Los Angeles County Supervisors approved a mobile home park rent-control ordinance on Tuesday for unincorporated areas that will limit rental pad inflation to 3 percent a year — the latest sign of high housing costs in L.A.
The Los Angeles Times reported the supervisors approved the Mobilehome Rent Regulation Ordinance by a 3-to-1 vote. It initially provides a 180-day temporary limit on rent increases to maximum of 3 percent a year for annual or short term leases. The ordinance is scheduled to come back before the supervisors next month for another vote to make it permanent.
Supervisor Janice Hahn, who sponsored the rent control measure that will impact about 8,500 mobile home tenants, told Southern California Public Radio that she proposed the ordinance because skyrocketing apartment rents are spilling over to mobile home pad rentals.
Hahn argued that with 100 California communities already having passed rent control laws to protect mobile home tenants, “If we believe in affordable housing, and we believe in keeping these people from being homeless, we should really protect people who are in our mobile home parks in L.A. County.”
Hahn claimed that LA County needs an immediate temporary ordinance to stop mobile home operators from raising rents before a study is conducted to measure if tenants are rent-burdened. But the language of her ordinance states that it can be “extended or replaced by the Board of Supervisors.”
According to a June report from Apartment List, the median rental price for a two-bedroom apartment in Los Angeles was $1,750, and $1,360 for a one-bedroom unit. That was up 3.2 percent, about the same as inflation in the last 12 months, but down from the 6 percent average annual rate since 2015 that had been more than triple the rate of inflation.
Patricia Boerger of the Manufactured Housing Institute told Curbed late last year: “Mobile homes in the 1960s were for young people who were starting out and making their place in the world. Anything after 1976, though, can’t be called a mobile home.”
With the average sales price for a new manufactured home approximately $292,600 less than a site-built home, mobile homes are a form of low-cost housing for 18 million Americans with an average income is about $28,300 a year and 13 percent on food stamps.
According to the Mobile Home Park Homeowners Allegiance, most residents own their mobile home but rent a pad from a landlord. Allegiance member Kort & Scott Mobile Home Parks, for example, is one of the largest operators in California and has 13 parks in Los Angeles County. K&S monthly pad rents in L.A. County range from a low in Carson of $398 at Laco Mobile Home Park and $420 a month in Carson Gardens Trailer Lodge, to a high of $1,700 a month at the Royal Western Mobile Home Park in Gardena.

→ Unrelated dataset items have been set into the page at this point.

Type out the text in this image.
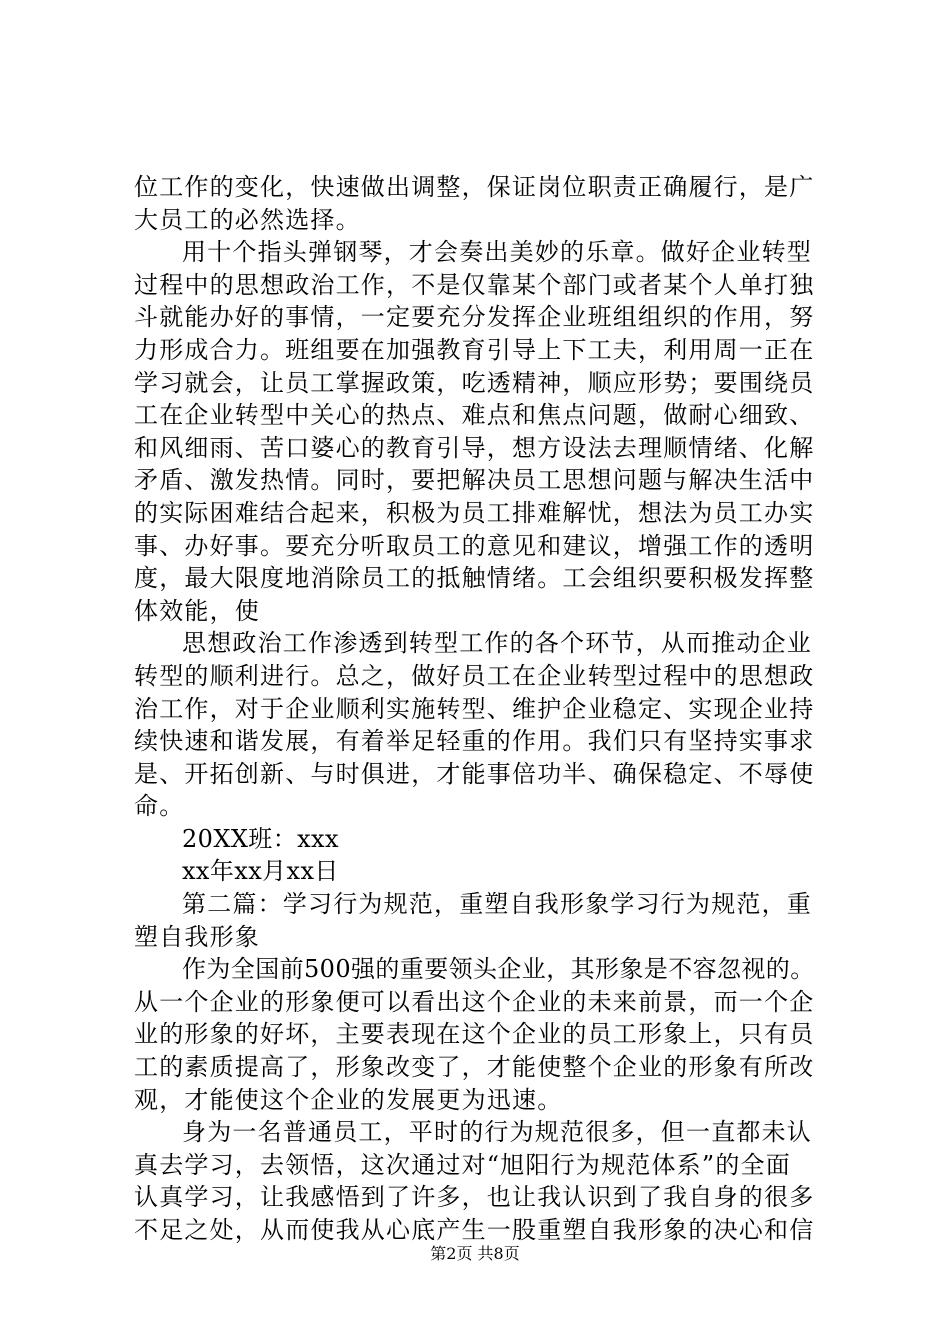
位工作的变化，快速做出调整，保证岗位职责正确履行，是广
大员工的必然选择。
用十个指头弹钢琴，才会奏出美妙的乐章。做好企业转型
过程中的思想政治工作，不是仅靠某个部门或者某个人单打独
斗就能办好的事情，一定要充分发挥企业班组组织的作用，努
力形成合力。班组要在加强教育引导上下工夫，利用周一正在
学习就会，让员工掌握政策，吃透精神，顺应形势；要围绕员
工在企业转型中关心的热点、难点和焦点问题，做耐心细致、
和风细雨、苦口婆心的教育引导，想方设法去理顺情绪、化解
矛盾、激发热情。同时，要把解决员工思想问题与解决生活中
的实际困难结合起来，积极为员工排难解忧，想法为员工办实
事、办好事。要充分听取员工的意见和建议，增强工作的透明
度，最大限度地消除员工的抵触情绪。工会组织要积极发挥整
体效能，使
思想政治工作渗透到转型工作的各个环节，从而推动企业
转型的顺利进行。总之，做好员工在企业转型过程中的思想政
治工作，对于企业顺利实施转型、维护企业稳定、实现企业持
续快速和谐发展，有着举足轻重的作用。我们只有坚持实事求
是、开拓创新、与时俱进，才能事倍功半、确保稳定、不辱使
命。
20XX班：xxx
xx年xx月xx日
第二篇：学习行为规范，重塑自我形象学习行为规范，重
塑自我形象
作为全国前500强的重要领头企业，其形象是不容忽视的。
从一个企业的形象便可以看出这个企业的未来前景，而一个企
业的形象的好坏，主要表现在这个企业的员工形象上，只有员
工的素质提高了，形象改变了，才能使整个企业的形象有所改
观，才能使这个企业的发展更为迅速。
身为一名普通员工，平时的行为规范很多，但一直都未认
真去学习，去领悟，这次通过对“旭阳行为规范体系”的全面
认真学习，让我感悟到了许多，也让我认识到了我自身的很多
不足之处，从而使我从心底产生一股重塑自我形象的决心和信
第2页 共8页
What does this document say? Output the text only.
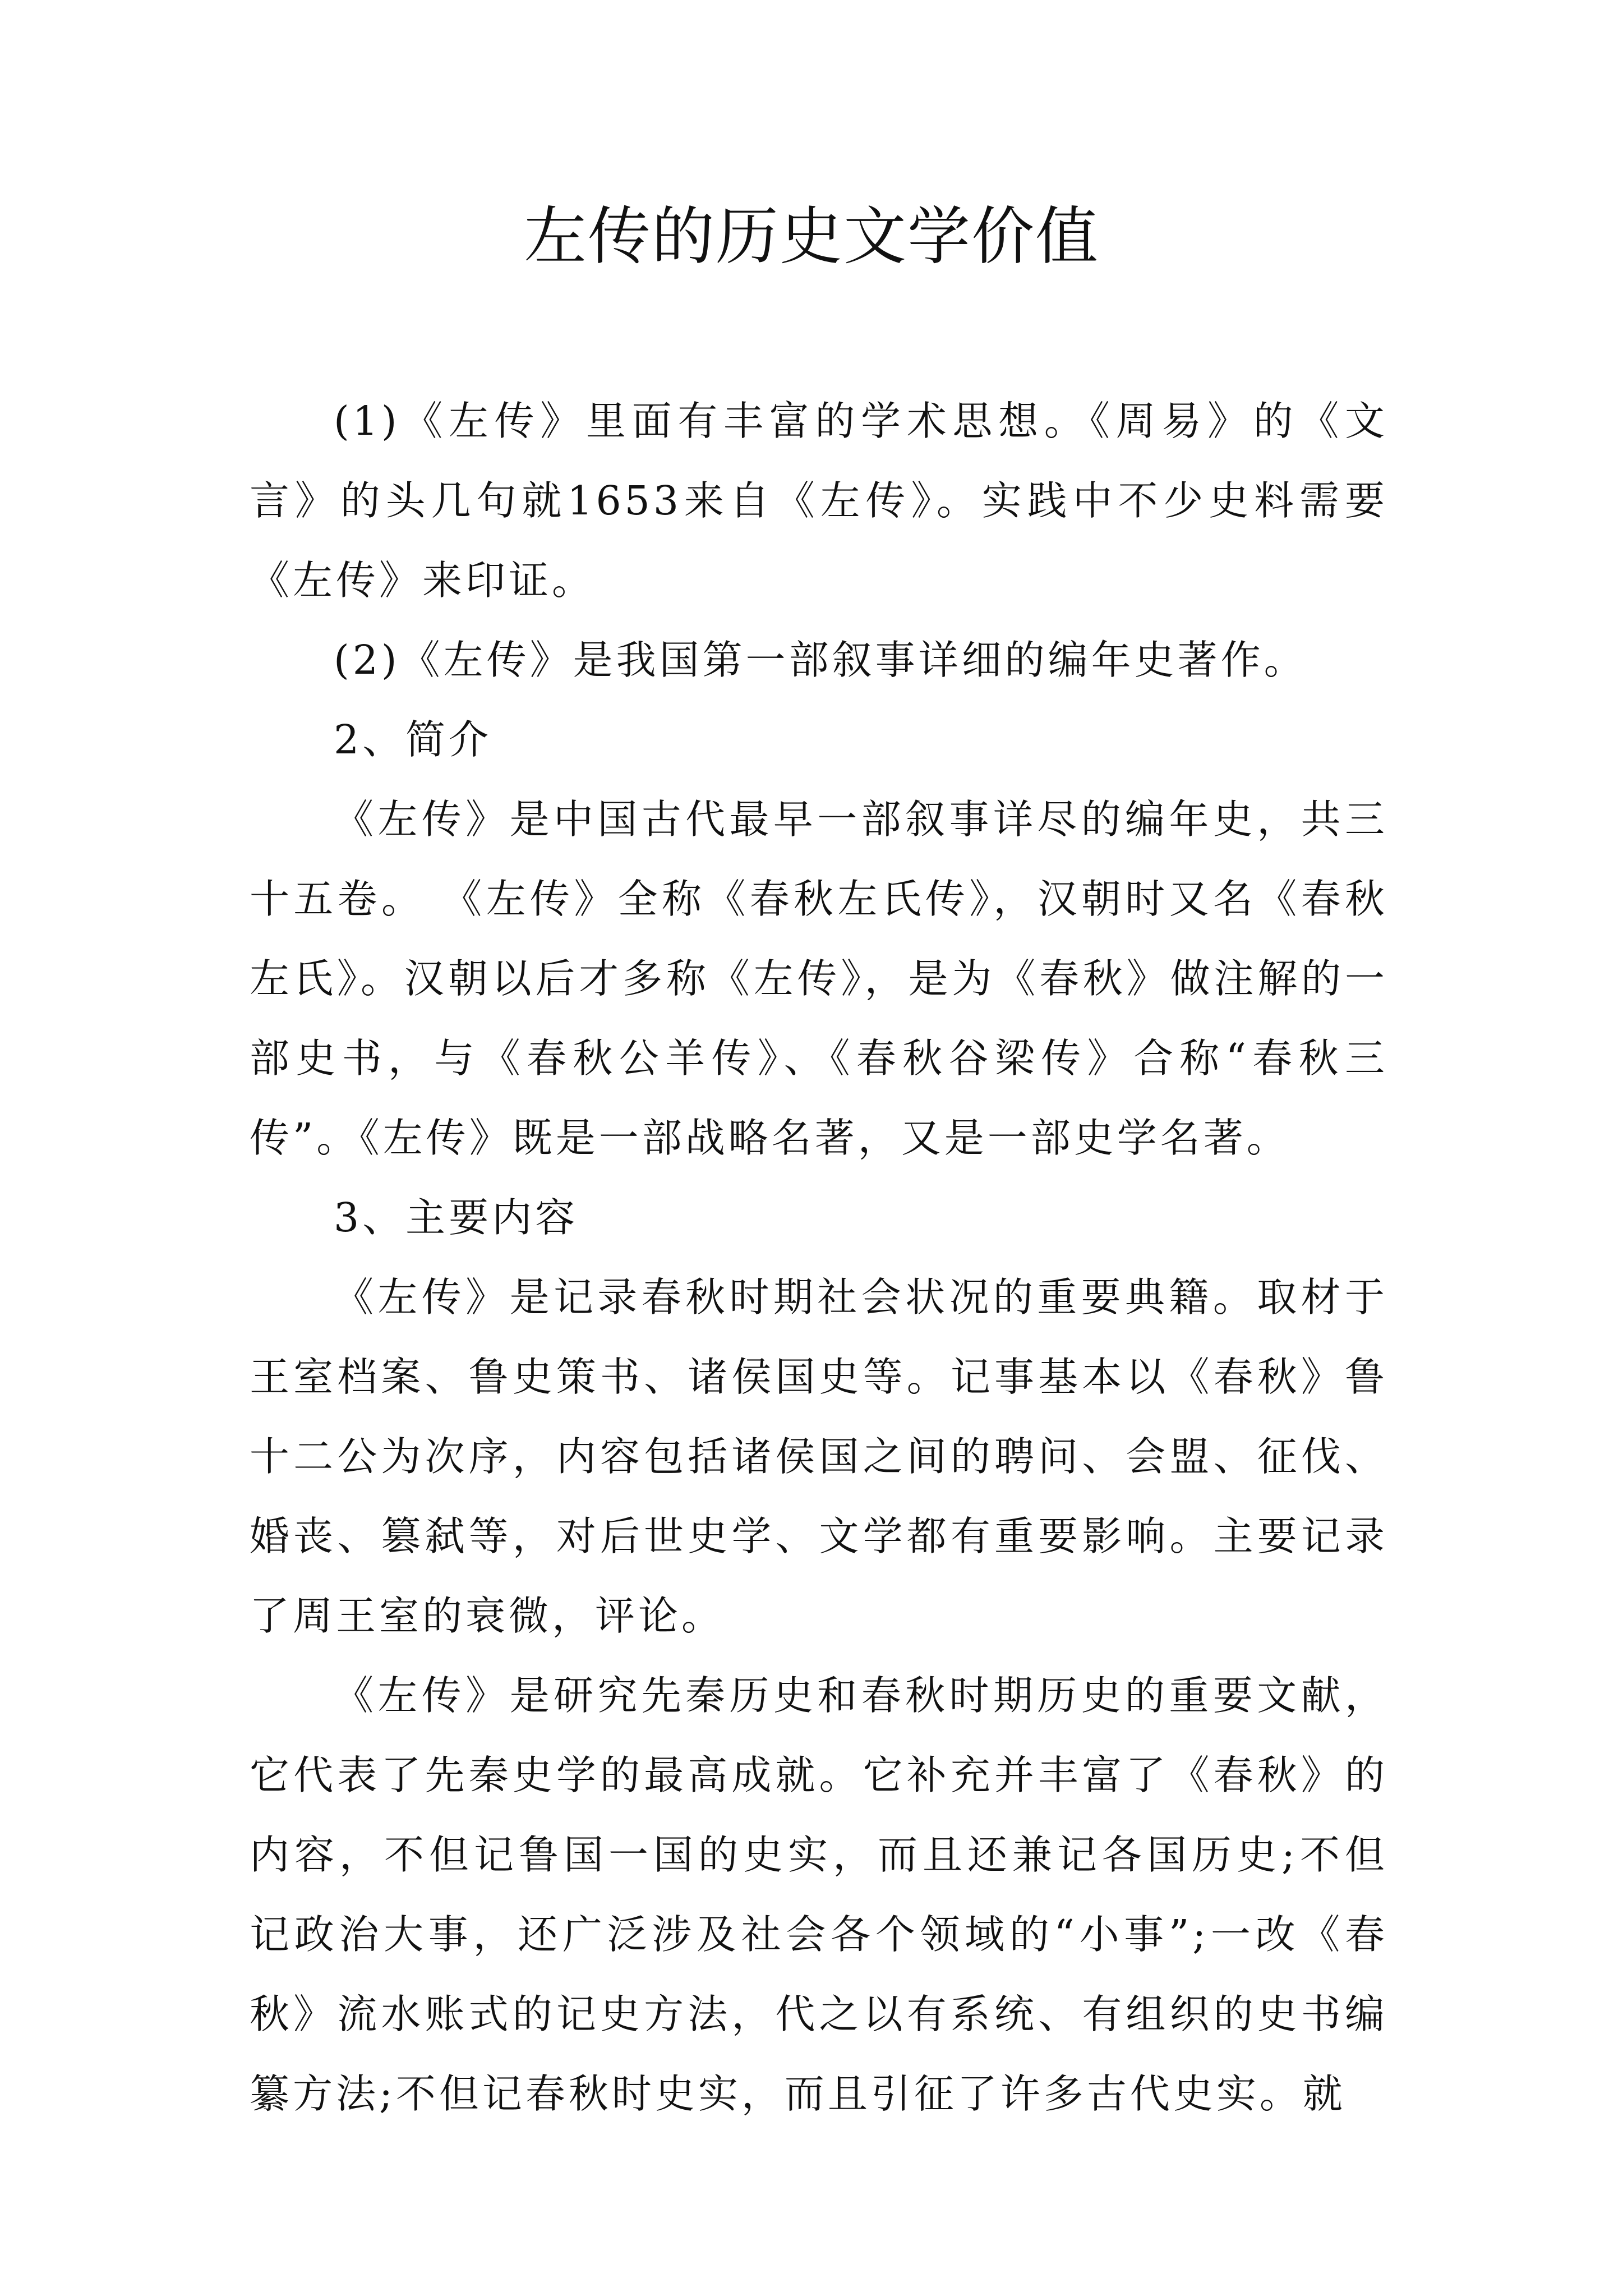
左传的历史文学价值

(1)《左传》里面有丰富的学术思想。《周易》的《文言》的头几句就1653来自《左传》。实践中不少史料需要《左传》来印证。

(2)《左传》是我国第一部叙事详细的编年史著作。

2、简介

《左传》是中国古代最早一部叙事详尽的编年史，共三十五卷。 《左传》全称《春秋左氏传》，汉朝时又名《春秋左氏》。汉朝以后才多称《左传》，是为《春秋》做注解的一部史书，与《春秋公羊传》、《春秋谷梁传》合称“春秋三传”。《左传》既是一部战略名著，又是一部史学名著。

3、主要内容

《左传》是记录春秋时期社会状况的重要典籍。取材于王室档案、鲁史策书、诸侯国史等。记事基本以《春秋》鲁十二公为次序，内容包括诸侯国之间的聘问、会盟、征伐、婚丧、篡弑等，对后世史学、文学都有重要影响。主要记录了周王室的衰微，评论。

《左传》是研究先秦历史和春秋时期历史的重要文献，它代表了先秦史学的最高成就。它补充并丰富了《春秋》的内容，不但记鲁国一国的史实，而且还兼记各国历史;不但记政治大事，还广泛涉及社会各个领域的“小事”;一改《春秋》流水账式的记史方法，代之以有系统、有组织的史书编纂方法;不但记春秋时史实，而且引征了许多古代史实。就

Jarryd Gonzales, spokesperson for the Western Manufactured Housing Communities Association, told SCPR before the vote that the mobile home park owners do not believe that a crisis exists: “We’re saying take a wait-and-see approach, as opposed to rushing right in and limiting increases on rent, and going on in with a rent control ordinance.”
Gonzales argued that rent control could have unintended negative consequences, including cutting off capital improvements, or potentially causing mobile home park operators to shut down, evict the tenants, and sell their property.